LA COMUNITA’ PER MINORI “ADELANTE”
La Comunità Adelante offre un servizio h24 per 365 giorni l’anno. Ha sede legale e operativa a Porto Torres (SS), in Via Roma 29.
La struttura si trova nel centro storico della città, a pochi metri dai servizi e uffici pubblici, dalle strutture sanitarie, ricreative, scolastiche e sportive.
La Comunità Educativa Adelante offre un servizio socio-educativo permminori che integra o sostituisce temporaneamente la famiglia, garantendo al bambino e all’adolescente un contesto protetto e delle relazioni educative stabili, in grado di sostenere e promuovere un benessere personale, fondamentale per l’attivazione di un percorso autonomo di crescita dal punto di vista affettivo, cognitivo e socio-culturale.

La Comunità Adelante persegue le seguenti finalità educative:

  • Svolge azioni di recupero in situazioni di crisi e di abbandono assicurando assistenza, protezione e partecipazione alla vita sociale;
  • Integra o sostituisce temporaneamente le funzioni genitoriali compromesse favorendo, dove possibile, i rapporti con la famiglia d’origine;
  • Offre accoglienza in un ambiente famigliare in grado di sviluppare pratiche di vita quotidiana e stimola processi di autonomia;
  • Incoraggia la partecipazione del minore alla vita della comunità attraverso il dialogo, il confronto reciproco e la condivisione delle esperienze;
  • Rende il minore protagonista attivo del proprio percorso comunitario con il fine di renderlo autonomo e indipendente dalle figure adulte;
  • Promuove interventi di sostegno scolastico e attiva percorsi di formazione professionale e inserimento lavorativo;
  • Favorisce i rapporti del minore con il contesto sociale di riferimento usufruendo dei servizi presenti sul territorio.
  • Supporta le figure genitoriali durante il percorso comunitario

Progetto Educativo Individuale (PEI)

I servizi di natura educativa, che costituiscono l’essenza dell’attività della Comunità, vengono pensati in funzione della tipologia degli ospiti e degli obiettivi prefissati.
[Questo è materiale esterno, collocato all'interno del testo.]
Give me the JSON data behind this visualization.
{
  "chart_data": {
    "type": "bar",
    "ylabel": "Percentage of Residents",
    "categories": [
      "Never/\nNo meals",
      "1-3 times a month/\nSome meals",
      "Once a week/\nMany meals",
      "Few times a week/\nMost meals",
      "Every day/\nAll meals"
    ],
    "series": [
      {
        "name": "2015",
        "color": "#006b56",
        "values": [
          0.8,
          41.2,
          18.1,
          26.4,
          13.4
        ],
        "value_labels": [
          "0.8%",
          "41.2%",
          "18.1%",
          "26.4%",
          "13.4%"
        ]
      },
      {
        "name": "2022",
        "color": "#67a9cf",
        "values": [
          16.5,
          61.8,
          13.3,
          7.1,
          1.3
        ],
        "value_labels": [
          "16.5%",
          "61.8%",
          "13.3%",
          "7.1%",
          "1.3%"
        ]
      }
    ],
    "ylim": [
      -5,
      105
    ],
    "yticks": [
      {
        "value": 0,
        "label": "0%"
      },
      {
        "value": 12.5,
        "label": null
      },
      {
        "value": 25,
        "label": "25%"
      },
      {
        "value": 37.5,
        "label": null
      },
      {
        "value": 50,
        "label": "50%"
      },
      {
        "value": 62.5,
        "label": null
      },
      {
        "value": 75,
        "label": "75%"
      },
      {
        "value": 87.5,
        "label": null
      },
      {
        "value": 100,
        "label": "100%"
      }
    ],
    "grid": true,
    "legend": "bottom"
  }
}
La fase del “progetto” viene avviata dagli educatori attraverso un primo momento di osservazione e conoscenza del minore, della durata di circa un mese, che porterà l’equipe a predisporre il progetto educativo individualizzato (P.E.I.)

Tutti i servizi educativi della Comunità residenziale sono finalizzati a:

  • recuperare i minori provenienti da situazioni di disagio
  • sostituire temporaneamente la famiglia
  • favorire la crescita personale e la frequenza scolastica
  • offrire un contesto di vita rassicurante e stabile che fornisca protezione e sicurezza

La comunità integra gli aspetti educativi e terapeutici nella relazione con i minori, al fine di creare le condizioni in grado di favorire uno sviluppo personale
armonico che richieda responsabilità e partecipazione attiva.
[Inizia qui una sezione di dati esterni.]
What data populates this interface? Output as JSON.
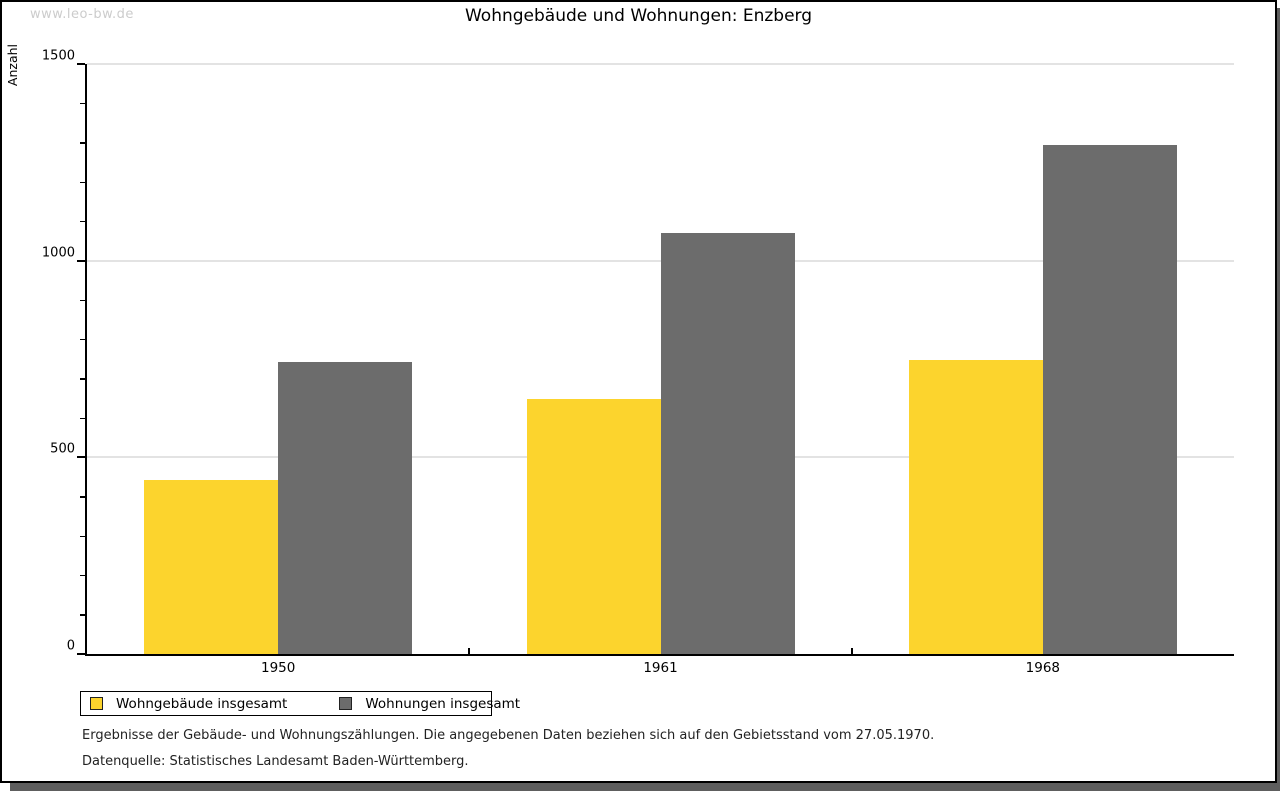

Lo strumento principalmente adottato è quello dalla relazione quotidiana con figure professionali capaci di ascoltare, interpretare i bisogni, accudire e sostenere. I metodi educativi fondati sul rispetto dei diritti del minore sono centrati sulla costruzione di progetti individualizzati finalizzati al raggiungimento di una crescita personale ed autonoma.

Il progetto educativo individua le seguenti aree di intervento:

  • affettivo-emotiva
  • comportamentale
  • socio-relazionale

Metodologia Operativa

La personalizzazione degli interventi educativi si realizza attraverso l’attività costante dell’educatore referente, che garantisce la continuità tra il minore e i diversi ambiti di vita da lui frequentati (scuola, famiglia, gruppo dei pari).
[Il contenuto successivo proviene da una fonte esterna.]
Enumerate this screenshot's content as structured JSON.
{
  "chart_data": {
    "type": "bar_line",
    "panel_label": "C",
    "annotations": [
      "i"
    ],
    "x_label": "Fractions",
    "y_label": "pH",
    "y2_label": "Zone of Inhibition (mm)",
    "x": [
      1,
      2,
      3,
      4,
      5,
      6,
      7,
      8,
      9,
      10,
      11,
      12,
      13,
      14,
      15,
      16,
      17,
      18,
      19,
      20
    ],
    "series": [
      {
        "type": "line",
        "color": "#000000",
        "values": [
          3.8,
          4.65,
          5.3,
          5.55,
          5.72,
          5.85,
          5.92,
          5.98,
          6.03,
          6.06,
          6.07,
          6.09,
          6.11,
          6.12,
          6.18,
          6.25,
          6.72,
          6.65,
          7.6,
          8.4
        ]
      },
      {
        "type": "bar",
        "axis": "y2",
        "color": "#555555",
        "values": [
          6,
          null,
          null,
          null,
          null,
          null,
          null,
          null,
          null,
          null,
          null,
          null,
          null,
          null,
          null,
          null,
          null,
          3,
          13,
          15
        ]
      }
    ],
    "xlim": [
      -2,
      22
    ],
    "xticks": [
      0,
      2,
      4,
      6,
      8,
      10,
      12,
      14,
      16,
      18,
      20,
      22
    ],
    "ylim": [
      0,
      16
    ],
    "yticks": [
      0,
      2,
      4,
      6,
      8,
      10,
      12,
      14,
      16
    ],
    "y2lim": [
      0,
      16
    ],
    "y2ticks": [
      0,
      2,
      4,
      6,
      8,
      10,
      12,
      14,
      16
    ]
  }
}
L’educatore svolge un ruolo fondamentale nel favorire momenti di ascolto individuale.
L’educatore referente si occupa della cartella personale del minore, nella quale vengono aggiornati periodicamente gli sviluppi del suo percorso.

Gli ospiti inseriti in un percorso scolastico e/o formativo sono supportati nel raggiungimento degli obiettivi attraverso l’organizzazione di momenti giornalieri di studio.

Per favorire il successo scolastico vengono adottate diverse metodologie e strategie operative al fine di migliorare le abilità già presenti nel minore: è molto importante rinforzare il livello di autostima soprattutto per quei minori che hanno vissuto in contesti culturalmente poveri o che hanno sperimentato situazioni di rifiuto e fallimento.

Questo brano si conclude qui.